Damit der Aufenthalt im Geisterhaus nicht zu unheimlich wird, gibt es auch ein paar Regeln. Monster und Gäste dürfen sich während der Tour zum Beispiel nicht berühren. Trotzdem schaffen es am Ende nicht alle, das Geisterhaus komplett zu durchlaufen. Manche Besucherinnen und Besucher fürchten sich einfach zu sehr und verlassen die Attraktion vorzeitig über einen der vielen Notausgänge.

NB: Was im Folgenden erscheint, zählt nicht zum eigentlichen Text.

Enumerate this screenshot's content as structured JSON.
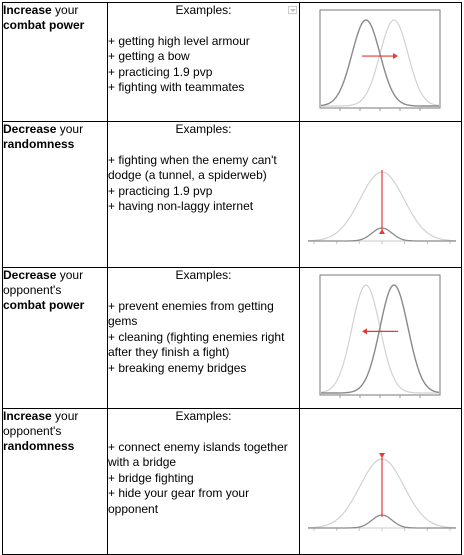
{
  "rows": [
    {
      "label_parts": [
        {
          "text": "Increase",
          "bold": true
        },
        {
          "text": " your",
          "bold": false
        },
        {
          "text": "combat power",
          "bold": true
        }
      ],
      "examples_header": "Examples:",
      "items": [
        "+ getting high level armour",
        "+ getting a bow",
        "+ practicing 1.9 pvp",
        "+ fighting with teammates"
      ],
      "plot": {
        "kind": "shift",
        "direction": "right"
      }
    },
    {
      "label_parts": [
        {
          "text": "Decrease",
          "bold": true
        },
        {
          "text": " your",
          "bold": false
        },
        {
          "text": "randomness",
          "bold": true
        }
      ],
      "examples_header": "Examples:",
      "items": [
        "+ fighting when the enemy can't dodge (a tunnel, a spiderweb)",
        "+ practicing 1.9 pvp",
        "+ having non-laggy internet"
      ],
      "plot": {
        "kind": "narrow",
        "direction": "up"
      }
    },
    {
      "label_parts": [
        {
          "text": "Decrease",
          "bold": true
        },
        {
          "text": " your opponent's",
          "bold": false
        },
        {
          "text": "combat power",
          "bold": true
        }
      ],
      "examples_header": "Examples:",
      "items": [
        "+ prevent enemies from getting gems",
        "+ cleaning (fighting enemies right after they finish a fight)",
        "+ breaking enemy bridges"
      ],
      "plot": {
        "kind": "shift",
        "direction": "left"
      }
    },
    {
      "label_parts": [
        {
          "text": "Increase",
          "bold": true
        },
        {
          "text": " your opponent's",
          "bold": false
        },
        {
          "text": "randomness",
          "bold": true
        }
      ],
      "examples_header": "Examples:",
      "items": [
        "+ connect enemy islands together with a bridge",
        "+ bridge fighting",
        "+ hide your gear from your opponent"
      ],
      "plot": {
        "kind": "narrow",
        "direction": "down"
      }
    }
  ],
  "colors": {
    "arrow": "#e53935",
    "curve_dark": "#8a8a8a",
    "curve_light": "#d2d2d2"
  }
}
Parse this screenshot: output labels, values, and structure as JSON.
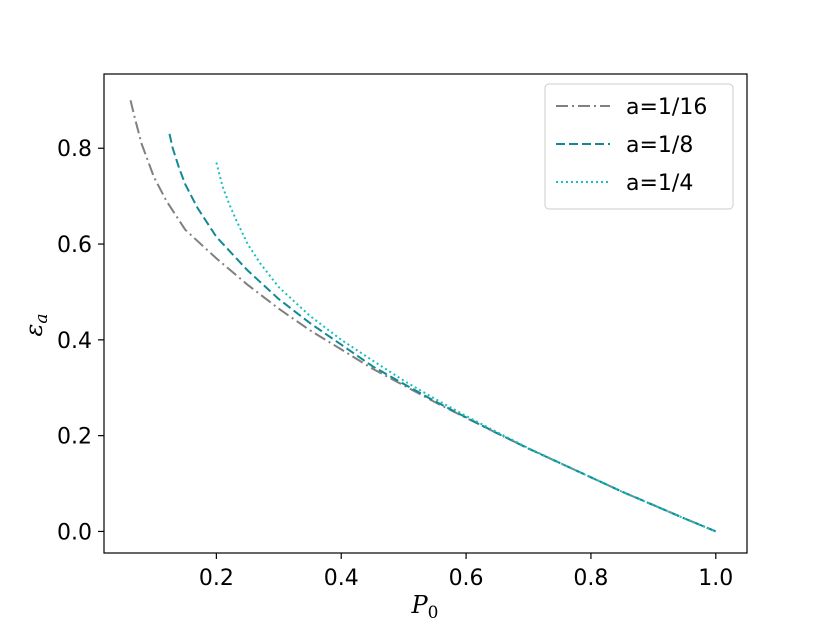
{
  "chart_data": {
    "type": "line",
    "title": "",
    "xlabel": "P",
    "xlabel_sub": "0",
    "ylabel": "ε",
    "ylabel_sub": "a",
    "xlim": [
      0.02,
      1.05
    ],
    "ylim": [
      -0.045,
      0.955
    ],
    "xticks": [
      0.2,
      0.4,
      0.6,
      0.8,
      1.0
    ],
    "xtick_labels": [
      "0.2",
      "0.4",
      "0.6",
      "0.8",
      "1.0"
    ],
    "yticks": [
      0.0,
      0.2,
      0.4,
      0.6,
      0.8
    ],
    "ytick_labels": [
      "0.0",
      "0.2",
      "0.4",
      "0.6",
      "0.8"
    ],
    "grid": false,
    "legend_position": "top-right",
    "series": [
      {
        "name": "a=1/16",
        "color": "#808080",
        "dash": "dashdot",
        "x": [
          0.0625,
          0.07,
          0.08,
          0.1,
          0.12,
          0.15,
          0.2,
          0.25,
          0.3,
          0.35,
          0.4,
          0.45,
          0.5,
          0.55,
          0.6,
          0.65,
          0.7,
          0.75,
          0.8,
          0.85,
          0.9,
          0.95,
          1.0
        ],
        "y": [
          0.9,
          0.86,
          0.81,
          0.74,
          0.69,
          0.63,
          0.57,
          0.515,
          0.465,
          0.42,
          0.38,
          0.34,
          0.305,
          0.27,
          0.237,
          0.205,
          0.173,
          0.143,
          0.113,
          0.083,
          0.055,
          0.027,
          0.0
        ]
      },
      {
        "name": "a=1/8",
        "color": "#108a94",
        "dash": "dashed",
        "x": [
          0.125,
          0.13,
          0.14,
          0.15,
          0.17,
          0.2,
          0.25,
          0.3,
          0.35,
          0.4,
          0.45,
          0.5,
          0.55,
          0.6,
          0.65,
          0.7,
          0.75,
          0.8,
          0.85,
          0.9,
          0.95,
          1.0
        ],
        "y": [
          0.83,
          0.8,
          0.76,
          0.725,
          0.675,
          0.615,
          0.545,
          0.485,
          0.435,
          0.39,
          0.345,
          0.308,
          0.272,
          0.238,
          0.205,
          0.173,
          0.143,
          0.113,
          0.083,
          0.055,
          0.027,
          0.0
        ]
      },
      {
        "name": "a=1/4",
        "color": "#17bfbf",
        "dash": "dotted",
        "x": [
          0.2,
          0.21,
          0.22,
          0.23,
          0.25,
          0.27,
          0.3,
          0.35,
          0.4,
          0.45,
          0.5,
          0.55,
          0.6,
          0.65,
          0.7,
          0.75,
          0.8,
          0.85,
          0.9,
          0.95,
          1.0
        ],
        "y": [
          0.77,
          0.72,
          0.685,
          0.655,
          0.6,
          0.56,
          0.51,
          0.45,
          0.4,
          0.357,
          0.315,
          0.277,
          0.241,
          0.207,
          0.174,
          0.143,
          0.113,
          0.083,
          0.055,
          0.027,
          0.0
        ]
      }
    ]
  }
}
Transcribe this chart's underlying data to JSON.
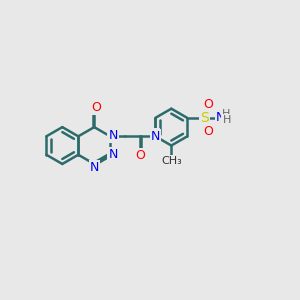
{
  "background_color": "#e8e8e8",
  "bond_color": "#2d6b6b",
  "bond_width": 1.8,
  "atom_colors": {
    "N": "#0000ee",
    "O": "#ff0000",
    "S": "#cccc00",
    "H": "#666666"
  },
  "font_size": 9,
  "xlim": [
    0,
    10
  ],
  "ylim": [
    0,
    10
  ]
}
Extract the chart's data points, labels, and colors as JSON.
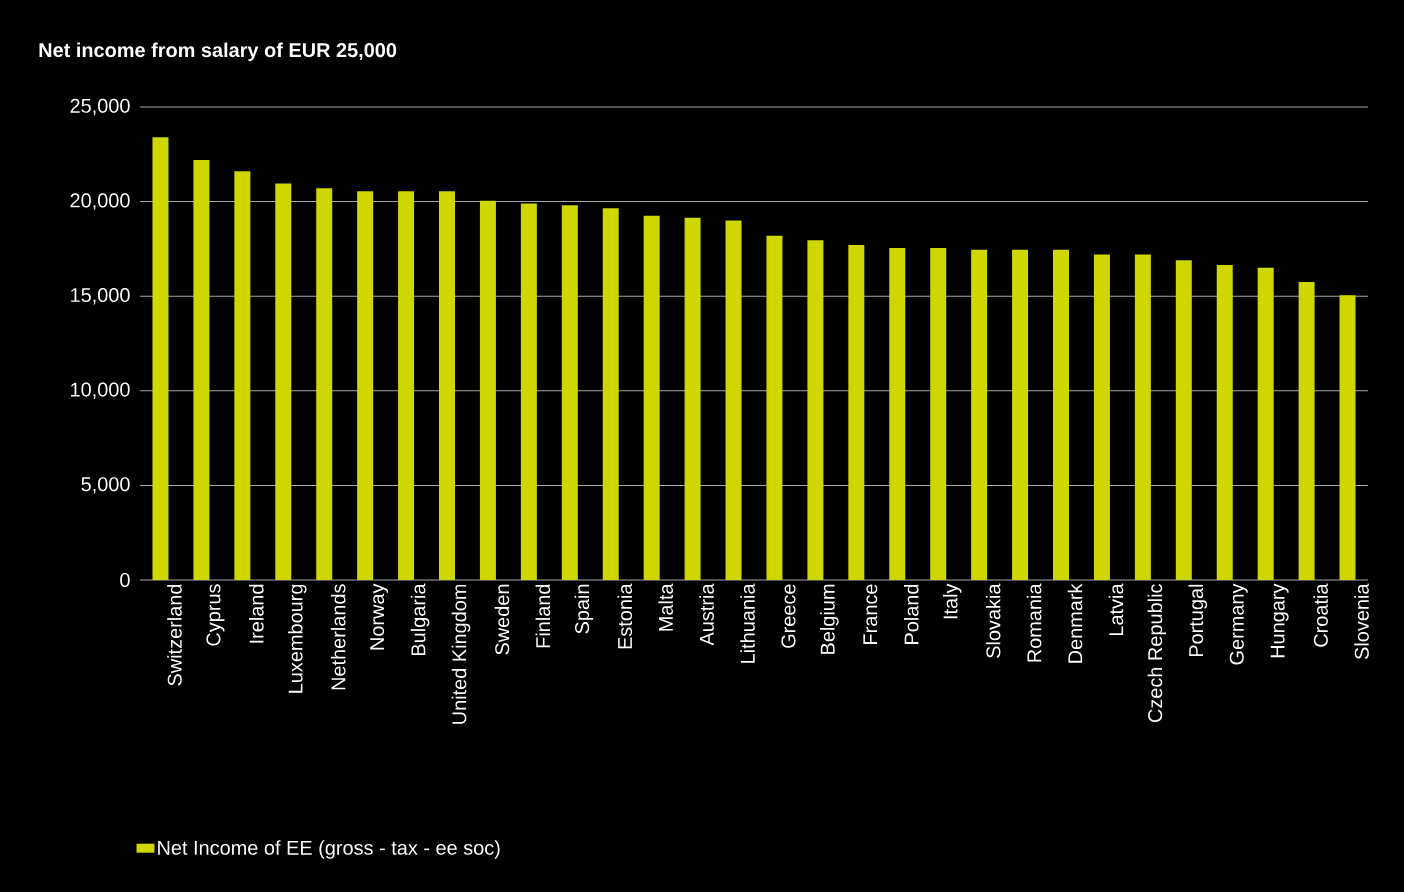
{
  "chart_data": {
    "type": "bar",
    "title": "Net income from salary of EUR 25,000",
    "categories": [
      "Switzerland",
      "Cyprus",
      "Ireland",
      "Luxembourg",
      "Netherlands",
      "Norway",
      "Bulgaria",
      "United Kingdom",
      "Sweden",
      "Finland",
      "Spain",
      "Estonia",
      "Malta",
      "Austria",
      "Lithuania",
      "Greece",
      "Belgium",
      "France",
      "Poland",
      "Italy",
      "Slovakia",
      "Romania",
      "Denmark",
      "Latvia",
      "Czech Republic",
      "Portugal",
      "Germany",
      "Hungary",
      "Croatia",
      "Slovenia"
    ],
    "series": [
      {
        "name": "Net Income of EE (gross - tax - ee soc)",
        "color": "#cfd600",
        "values": [
          23400,
          22200,
          21600,
          20950,
          20700,
          20550,
          20550,
          20550,
          20050,
          19900,
          19800,
          19650,
          19250,
          19150,
          19000,
          18200,
          17950,
          17700,
          17550,
          17550,
          17450,
          17450,
          17450,
          17200,
          17200,
          16900,
          16650,
          16500,
          15750,
          15050
        ]
      }
    ],
    "ylim": [
      0,
      25000
    ],
    "yticks": [
      0,
      {
        "value": 5000,
        "label": "5,000"
      },
      {
        "value": 10000,
        "label": "10,000"
      },
      {
        "value": 15000,
        "label": "15,000"
      },
      {
        "value": 20000,
        "label": "20,000"
      },
      {
        "value": 25000,
        "label": "25,000"
      }
    ],
    "grid": "y",
    "legend": "bottom left"
  }
}
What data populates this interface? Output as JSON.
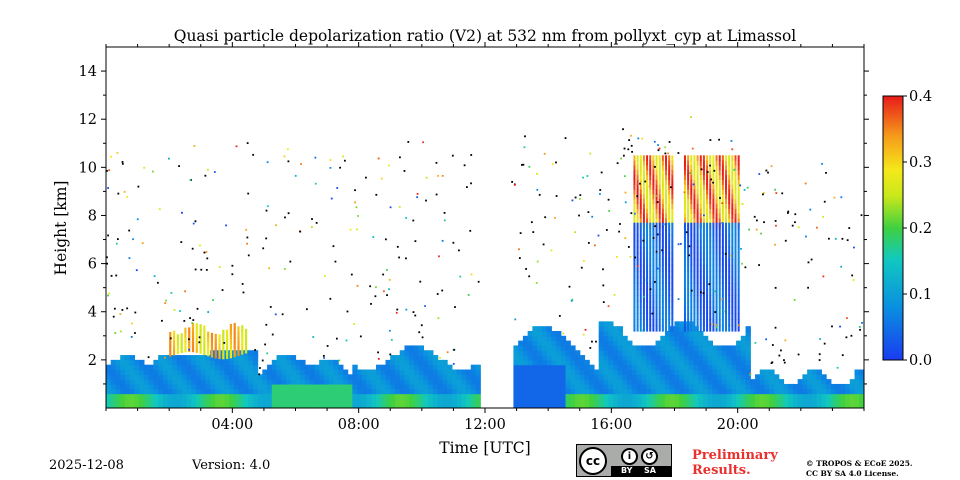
{
  "chart_data": {
    "type": "heatmap",
    "title": "Quasi particle depolarization ratio (V2) at 532 nm from pollyxt_cyp at Limassol",
    "xlabel": "Time [UTC]",
    "ylabel": "Height [km]",
    "xlim": [
      0,
      24
    ],
    "ylim": [
      0,
      15
    ],
    "x_ticks": [
      4,
      8,
      12,
      16,
      20
    ],
    "x_tick_labels": [
      "04:00",
      "08:00",
      "12:00",
      "16:00",
      "20:00"
    ],
    "y_ticks": [
      2,
      4,
      6,
      8,
      10,
      12,
      14
    ],
    "y_tick_labels": [
      "2",
      "4",
      "6",
      "8",
      "10",
      "12",
      "14"
    ],
    "colorbar": {
      "range": [
        0.0,
        0.4
      ],
      "ticks": [
        0.0,
        0.1,
        0.2,
        0.3,
        0.4
      ],
      "tick_labels": [
        "0.0",
        "0.1",
        "0.2",
        "0.3",
        "0.4"
      ],
      "colormap": "jet"
    },
    "features": [
      {
        "name": "boundary layer",
        "t_start": 0.0,
        "t_end": 24.0,
        "top_km": 2.3,
        "typical_value": 0.08
      },
      {
        "name": "dust layer",
        "t_start": 2.0,
        "t_end": 4.5,
        "top_km": 3.2,
        "typical_value": 0.3
      },
      {
        "name": "cirrus cloud",
        "t_start": 16.7,
        "t_end": 20.1,
        "bottom_km": 7.5,
        "top_km": 10.3,
        "typical_value": 0.33
      },
      {
        "name": "no data gap",
        "t_start": 11.8,
        "t_end": 12.8
      }
    ]
  },
  "footer": {
    "date": "2025-12-08",
    "version": "Version: 4.0",
    "preliminary": [
      "Preliminary",
      "Results."
    ],
    "copyright": [
      "© TROPOS & ECoE 2025.",
      "CC BY SA 4.0 License."
    ],
    "cc_badge": {
      "cc": "cc",
      "by": "BY",
      "sa": "SA",
      "by_icon": "i",
      "sa_icon": "↺"
    }
  }
}
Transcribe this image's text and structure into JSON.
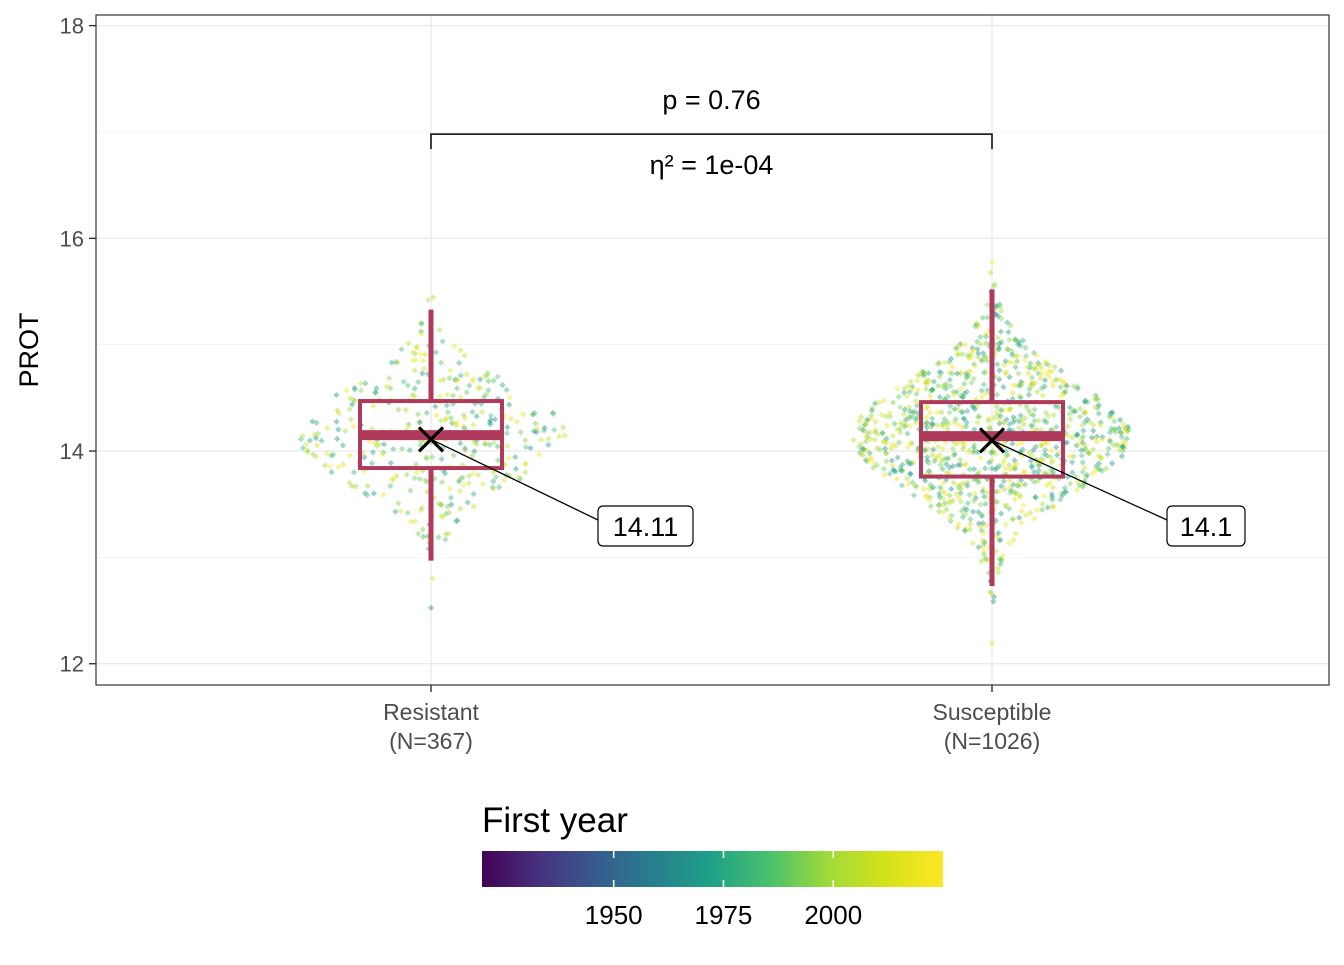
{
  "chart_data": {
    "type": "box",
    "ylabel": "PROT",
    "ylim": [
      11.8,
      18.1
    ],
    "yticks": [
      12,
      14,
      16,
      18
    ],
    "grid": true,
    "categories": [
      "Resistant\n(N=367)",
      "Susceptible\n(N=1026)"
    ],
    "category_lines": [
      [
        "Resistant",
        "(N=367)"
      ],
      [
        "Susceptible",
        "(N=1026)"
      ]
    ],
    "groups": [
      {
        "name": "Resistant",
        "n": 367,
        "min": 12.97,
        "q1": 13.84,
        "median": 14.15,
        "q3": 14.47,
        "max": 15.33,
        "mean": 14.11,
        "mean_label": "14.11"
      },
      {
        "name": "Susceptible",
        "n": 1026,
        "min": 12.73,
        "q1": 13.76,
        "median": 14.14,
        "q3": 14.46,
        "max": 15.52,
        "mean": 14.1,
        "mean_label": "14.1"
      }
    ],
    "comparison": {
      "p_label": "p = 0.76",
      "effect_label": "η² = 1e-04",
      "bracket_y": 16.98
    },
    "colorbar": {
      "title": "First year",
      "palette": "viridis",
      "range": [
        1920,
        2025
      ],
      "ticks": [
        1950,
        1975,
        2000
      ],
      "tick_labels": [
        "1950",
        "1975",
        "2000"
      ]
    },
    "colors": {
      "box": "#B03A5B",
      "mean_marker": "#000000",
      "grid": "#EBEBEB",
      "panel_border": "#333333",
      "axis_text": "#4D4D4D"
    }
  }
}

Die beiden Mädchen Frederikke und Sofie finden das Haus dagegen überhaupt nicht schlimm - trotz der vielen gruseligen Gestalten. "Wir wissen ja, wie all die Monster ungeschminkt aussehen", erklärt Frederike. "Wenn wir jedoch nicht selbst als Schauspieler dabei wären, würden wir uns ganz schön fürchten."


Häuser voller gruseliger Gestalten

Geisterhäuser sind irre gruselig, trotzdem sind sie bei vielen Leuten beliebt. Auf Englisch heißen diese Häuser "Haunted Houses" (gesprochen: hontet hauses). In den Vereinigten Staaten von Amerika gibt es mehr als 2000 solcher Attraktionen. Doch auch in Europa kommt diese besondere Art der Geisterbahn gut an. Spezial-Effekte wie Lichter und Windmaschinen sorgen für eine gruselige Umgebung - genau wie die Einrichtung.

Dabei muss es nicht zwangsläufig ein Haus sein. Es gibt auch Gruselshows in Wäldern, Einkaufszentren und Freizeitparks. In Deutschland sind solche Orte jedoch noch nicht so leicht zu finden. Es gibt zum Beispiel das Grusel-Labyrinth in Bottrop, einer Stadt im Bundesland Nordrhein-Westfalen. Hier sorgen Schauspielerinnen und Schauspieler dafür, dass die Gäste einen Gruselfilm durchlaufen.